There has rarely been a time when science was so prevalent in our minds – leading daily news bulletins and dominating so many of our conversations. As the shadow minister for science, I have been intrigued by the government’s claim to be “following the science” – relying on the Scientific Advisory Group for Emergencies (SAGE) advice from epidemiologists, virologists, public health experts and many others to make decisions at this key time. Our world-leading researchers in universities and the private sector are part of international collaborative efforts on a vaccine and treatments that will save lives, while others work to make the levels of testing promised by the government a reality.
But these are difficult times for everyone, and science is no exception. There are many sources of anxiety. Universities face a significant funding problem with the prospect of lower student numbers this September, compounded by the fact that social distancing measures make many forms of research impossible to conduct. The proliferation of short-term contracts means many researchers are concerned that they will not be able to find work in the coming years as job opportunities become limited.

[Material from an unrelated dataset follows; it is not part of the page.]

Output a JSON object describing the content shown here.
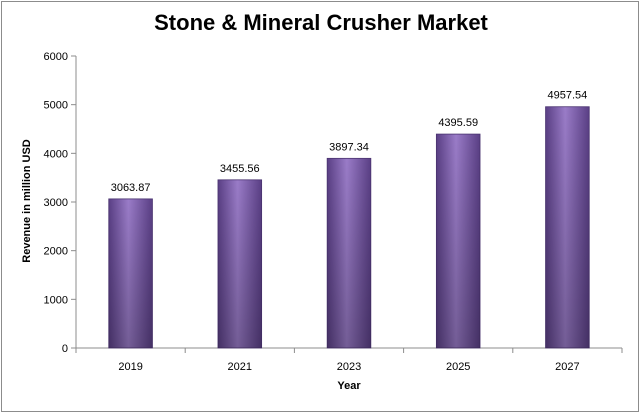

As is true in other areas, the challenges presented to researchers by Covid-19 are exacerbated by longer standing problems. In the days when these things were still possible, I hosted the launch of a report on the casualisation of work within UK universities that detailed the impact of the use of fixed-term and ‘teaching-only’ contracts, which account for over a third of the academic workforce. This group of workers are disproportionately women and BAME, and after years of moving from short-term job to short-term job, they now face the prospect of a hiring freeze.
Research funding is also a concern – even as it is rising. Labour’s pledge to grow research and development spending to 3% of GDP, part of creating an ‘innovation nation’, is needed now more than ever. The Tories only promised to raise it to 2.4%. But the virus is already reducing GDP forecasts, and there is still the looming uncertainty of how Brexit will affect funding and collaborative research projects. The Research Excellence Framework (REF) has been suspended to allow researchers to focus on tackling Covid-19. My colleague Emma Hardy has argued that the REF isn’t fit for purpose, and I believe we need to carefully consider how the government supports our world-class research.
Covid-19 has made it very clear that scientific research is a public good. It is driven by public funding, and government priorities have a significant role in determining both what and how research is produced. The REF is central to allocating government funding, but it also encourages a competitive environment with its use in league tables, creates incentives to game the system, and can be used to put intense pressure on casualised staff. They can still have their research outputs submitted even when a university lets them go after their short-term contract ends.
Obviously, there needs to be accountability of public money and a transparent way of assessing research funding. But we need to better facilitate collaboration between researchers, institutions, communities and industry. This requires strategic direction from the government in terms of setting key societal priorities to allow long term and innovative research across disciplines, as well as a more equitable funding formula that provides support for more localised and specialist research that the REF currently undervalues. It should be a criteria of public research funding that institutions provide secure work for researchers and close gender and BAME pay gaps.
The current pandemic will not be the last we face, and there are other challenges that need confronting. Our societies must change significantly over the next decades to tackle the climate emergency, which will require government support, public buy-in and researchers to be focused towards important goals. I want to see universities and scientific research enabling new industries – particularly in manufacturing – that can respond to public health crises as well as decarbonise the economy.
What I want to see in the future is research informing policy and important social change, rather than academics filling in extensive submissions. Any temporary stagnation in funding and support for research risks weakening our response to both this pandemic and the looming climate crisis.
The UK punches well above its weight in science, and must continue to do so in the new world that coronavirus is shaping. Just as we need to renew public funding and support for the NHS, we also need to renew public funding and support for research as a public good, integral to facing problems like pandemics and climate change in the long term, as well as enriching our understanding of the world and each other.